Le frecce in questo terzo grafico mostrano gli stessi movimenti delle frecce nel grafico precedente.
Tuttavia, è importante notare alcune cose. L’affermazione precedente è vera se e solo se sappiamo com’è la curva della domanda, e se c’è un limite. Allora, un dato tasso di interesse è rappresentato perfettamente da Q. Ma:
- D non è noto con precisione. E si sposta. Inoltre, si sposta per motivi che non hanno niente a che fare con i tassi di interesse: ad esempio, aspettative su opportunità di affari, o disponibilità di lavoro.
- In più, D è rappresentato contro tassi reali, mentre la Fed fissa i tassi nominali. Quindi sale e scende in base al tasso di inflazione previsto.
- Inoltre, il limite non è rigido. A qualunque tasso in cui il limite fosse vincolante, il desiderio delle banche di prestare (livello della curva S) supererebbe la domanda di prestiti (della quantità del segmento ?? nel grafico sopra).

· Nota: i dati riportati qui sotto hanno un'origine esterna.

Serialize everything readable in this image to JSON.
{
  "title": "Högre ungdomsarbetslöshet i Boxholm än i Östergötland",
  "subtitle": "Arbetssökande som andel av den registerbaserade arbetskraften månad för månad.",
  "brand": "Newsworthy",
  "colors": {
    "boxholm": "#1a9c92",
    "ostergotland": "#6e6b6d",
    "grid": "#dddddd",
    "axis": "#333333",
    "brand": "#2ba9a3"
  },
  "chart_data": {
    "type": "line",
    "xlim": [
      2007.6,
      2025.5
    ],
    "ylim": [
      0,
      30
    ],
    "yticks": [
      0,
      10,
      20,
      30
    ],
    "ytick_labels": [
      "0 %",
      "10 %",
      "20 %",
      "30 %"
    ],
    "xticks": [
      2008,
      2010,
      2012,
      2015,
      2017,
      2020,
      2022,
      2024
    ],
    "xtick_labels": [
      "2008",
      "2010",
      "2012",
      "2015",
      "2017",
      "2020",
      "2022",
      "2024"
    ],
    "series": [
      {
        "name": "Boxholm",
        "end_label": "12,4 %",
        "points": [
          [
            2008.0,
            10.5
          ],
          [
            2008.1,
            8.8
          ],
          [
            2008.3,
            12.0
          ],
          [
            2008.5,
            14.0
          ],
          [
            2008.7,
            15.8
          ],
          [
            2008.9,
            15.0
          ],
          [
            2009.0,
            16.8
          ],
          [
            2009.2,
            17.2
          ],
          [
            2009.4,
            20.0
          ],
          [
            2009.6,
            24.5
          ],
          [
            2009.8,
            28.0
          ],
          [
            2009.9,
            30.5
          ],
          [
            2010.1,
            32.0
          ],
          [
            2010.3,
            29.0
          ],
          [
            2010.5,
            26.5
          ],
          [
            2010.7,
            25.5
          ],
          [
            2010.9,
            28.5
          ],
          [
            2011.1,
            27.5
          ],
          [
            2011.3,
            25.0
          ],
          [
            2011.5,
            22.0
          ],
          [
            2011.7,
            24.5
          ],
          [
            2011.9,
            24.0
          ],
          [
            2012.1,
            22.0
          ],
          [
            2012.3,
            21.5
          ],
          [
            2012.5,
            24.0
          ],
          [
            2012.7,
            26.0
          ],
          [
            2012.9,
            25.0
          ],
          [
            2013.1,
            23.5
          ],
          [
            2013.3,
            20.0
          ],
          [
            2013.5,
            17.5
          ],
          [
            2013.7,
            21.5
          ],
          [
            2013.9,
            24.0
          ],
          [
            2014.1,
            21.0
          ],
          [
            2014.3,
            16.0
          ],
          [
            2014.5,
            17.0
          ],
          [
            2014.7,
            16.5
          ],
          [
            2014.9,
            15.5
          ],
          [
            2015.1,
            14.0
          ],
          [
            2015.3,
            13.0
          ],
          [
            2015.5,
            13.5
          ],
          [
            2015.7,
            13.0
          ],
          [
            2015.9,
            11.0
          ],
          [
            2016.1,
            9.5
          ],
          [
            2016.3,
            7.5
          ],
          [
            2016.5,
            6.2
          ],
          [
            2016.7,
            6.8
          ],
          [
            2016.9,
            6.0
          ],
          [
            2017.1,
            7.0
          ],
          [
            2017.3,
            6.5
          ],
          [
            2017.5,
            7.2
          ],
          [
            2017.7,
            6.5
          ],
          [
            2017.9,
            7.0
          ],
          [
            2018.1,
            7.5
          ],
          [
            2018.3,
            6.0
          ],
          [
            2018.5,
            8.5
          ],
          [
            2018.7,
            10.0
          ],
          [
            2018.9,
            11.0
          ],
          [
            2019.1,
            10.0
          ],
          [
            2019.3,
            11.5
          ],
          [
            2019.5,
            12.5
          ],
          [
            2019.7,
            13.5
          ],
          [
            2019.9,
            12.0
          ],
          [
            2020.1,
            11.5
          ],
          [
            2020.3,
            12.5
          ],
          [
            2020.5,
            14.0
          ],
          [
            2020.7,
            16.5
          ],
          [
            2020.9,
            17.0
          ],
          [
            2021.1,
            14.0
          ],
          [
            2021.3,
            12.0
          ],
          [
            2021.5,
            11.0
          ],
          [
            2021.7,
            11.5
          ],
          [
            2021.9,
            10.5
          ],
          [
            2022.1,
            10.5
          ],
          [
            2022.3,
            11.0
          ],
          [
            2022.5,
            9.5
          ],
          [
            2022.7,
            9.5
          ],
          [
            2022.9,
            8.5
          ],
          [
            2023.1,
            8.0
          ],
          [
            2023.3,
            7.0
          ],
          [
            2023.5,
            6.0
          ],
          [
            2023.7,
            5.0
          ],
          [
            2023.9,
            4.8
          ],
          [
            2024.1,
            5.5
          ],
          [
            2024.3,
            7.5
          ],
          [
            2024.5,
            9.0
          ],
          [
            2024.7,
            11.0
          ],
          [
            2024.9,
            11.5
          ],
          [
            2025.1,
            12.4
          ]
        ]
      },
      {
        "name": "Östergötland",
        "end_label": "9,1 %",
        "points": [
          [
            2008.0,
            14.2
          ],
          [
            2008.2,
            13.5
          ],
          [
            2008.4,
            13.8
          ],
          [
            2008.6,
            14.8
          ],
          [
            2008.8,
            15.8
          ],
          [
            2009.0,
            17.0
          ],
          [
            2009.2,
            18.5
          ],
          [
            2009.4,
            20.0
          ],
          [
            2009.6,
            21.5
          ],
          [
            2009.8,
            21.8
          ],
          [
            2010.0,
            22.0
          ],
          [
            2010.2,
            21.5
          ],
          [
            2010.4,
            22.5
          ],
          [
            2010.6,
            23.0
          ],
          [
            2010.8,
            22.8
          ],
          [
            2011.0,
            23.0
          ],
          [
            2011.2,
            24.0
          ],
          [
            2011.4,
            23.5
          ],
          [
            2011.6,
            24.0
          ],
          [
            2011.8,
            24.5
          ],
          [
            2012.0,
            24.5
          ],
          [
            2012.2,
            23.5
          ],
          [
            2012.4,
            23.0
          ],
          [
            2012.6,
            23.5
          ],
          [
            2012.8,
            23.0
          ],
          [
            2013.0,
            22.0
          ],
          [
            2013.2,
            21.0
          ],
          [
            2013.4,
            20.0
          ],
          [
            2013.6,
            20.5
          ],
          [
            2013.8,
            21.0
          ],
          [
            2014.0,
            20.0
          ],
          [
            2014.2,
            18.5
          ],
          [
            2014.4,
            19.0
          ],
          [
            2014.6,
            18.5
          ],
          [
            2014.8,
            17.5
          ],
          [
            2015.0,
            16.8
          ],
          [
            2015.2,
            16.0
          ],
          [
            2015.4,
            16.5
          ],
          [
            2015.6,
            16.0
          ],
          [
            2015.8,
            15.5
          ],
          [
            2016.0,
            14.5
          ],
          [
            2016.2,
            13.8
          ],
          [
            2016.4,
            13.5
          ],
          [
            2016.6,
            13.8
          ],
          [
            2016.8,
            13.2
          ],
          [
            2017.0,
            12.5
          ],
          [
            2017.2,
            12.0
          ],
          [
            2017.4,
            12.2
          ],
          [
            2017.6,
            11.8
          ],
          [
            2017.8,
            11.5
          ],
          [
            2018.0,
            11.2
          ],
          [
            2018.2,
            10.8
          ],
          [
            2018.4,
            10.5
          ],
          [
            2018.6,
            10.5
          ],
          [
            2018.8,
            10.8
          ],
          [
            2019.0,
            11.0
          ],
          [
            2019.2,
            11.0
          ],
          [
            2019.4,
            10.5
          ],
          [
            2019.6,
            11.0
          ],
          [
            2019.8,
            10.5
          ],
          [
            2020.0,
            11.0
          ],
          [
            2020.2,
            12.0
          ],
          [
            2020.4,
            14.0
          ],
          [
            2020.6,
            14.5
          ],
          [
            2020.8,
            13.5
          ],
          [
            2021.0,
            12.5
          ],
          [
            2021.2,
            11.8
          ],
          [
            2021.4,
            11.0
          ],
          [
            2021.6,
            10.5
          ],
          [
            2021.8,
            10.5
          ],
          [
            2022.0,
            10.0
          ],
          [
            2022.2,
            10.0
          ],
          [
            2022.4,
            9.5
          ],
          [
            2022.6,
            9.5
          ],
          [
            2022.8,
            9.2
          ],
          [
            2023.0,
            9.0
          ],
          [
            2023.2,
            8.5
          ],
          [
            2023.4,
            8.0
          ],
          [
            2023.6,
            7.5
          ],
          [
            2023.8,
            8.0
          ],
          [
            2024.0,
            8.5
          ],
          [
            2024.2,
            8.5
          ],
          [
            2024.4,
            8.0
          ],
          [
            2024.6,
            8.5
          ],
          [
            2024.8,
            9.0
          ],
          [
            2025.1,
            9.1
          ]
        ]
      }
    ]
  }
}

Il tasso di interesse a breve termine influisce sul costo per le banche di quel prestito, ma ci aspetteremmo una concorrenza fra le banche. E questo dovrebbe manifestarsi in pratiche di prestito più aggressive.
Nel secondo grafico, la Fed controlla direttamente la quantità di riserve e quindi di prestiti. Quindi questi problemi non li abbiamo visti.
Ora, c’è un vantaggio nel fissare i tassi di interesse piuttosto che la quantità disponibile di riserve come modo per ridurre l’attività di prestito. Solo il settore bancario è soggetto a vincoli di riserva. Se esiste un’adeguata rete di prestiti non bancari, fissare i tassi di interesse per controllare la domanda di prestiti influirà anche sui prestatori non bancari, mentre il vincolo di riserva non lo farà. Quindi è in qualche modo “più equo” per le banche. Ma questo significa solo che anche i prestatori non bancari saranno in competizione per soddisfare la ridotta domanda di prestiti, e il settore dei prestiti non bancari è regolamentato meno vigorosamente rispetto al settore bancario. Mi sembra che non dovremmo incoraggiare pratiche di prestito più aggressive da parte di prestatori non regolamentati, ma io che ne so? Le banche non mi stanno facendo pressioni per garantire parità di condizioni con chi non è regolamentato.
Spero che questo aiuti a chiarire quanto ho detto. Penso che l’ultimo grafico qui sopra sarebbe una bella domanda d’esame per un corso di economia, ma un pessimo modo di gestire una banca centrale. La realtà non è così facilmente schematizzabile.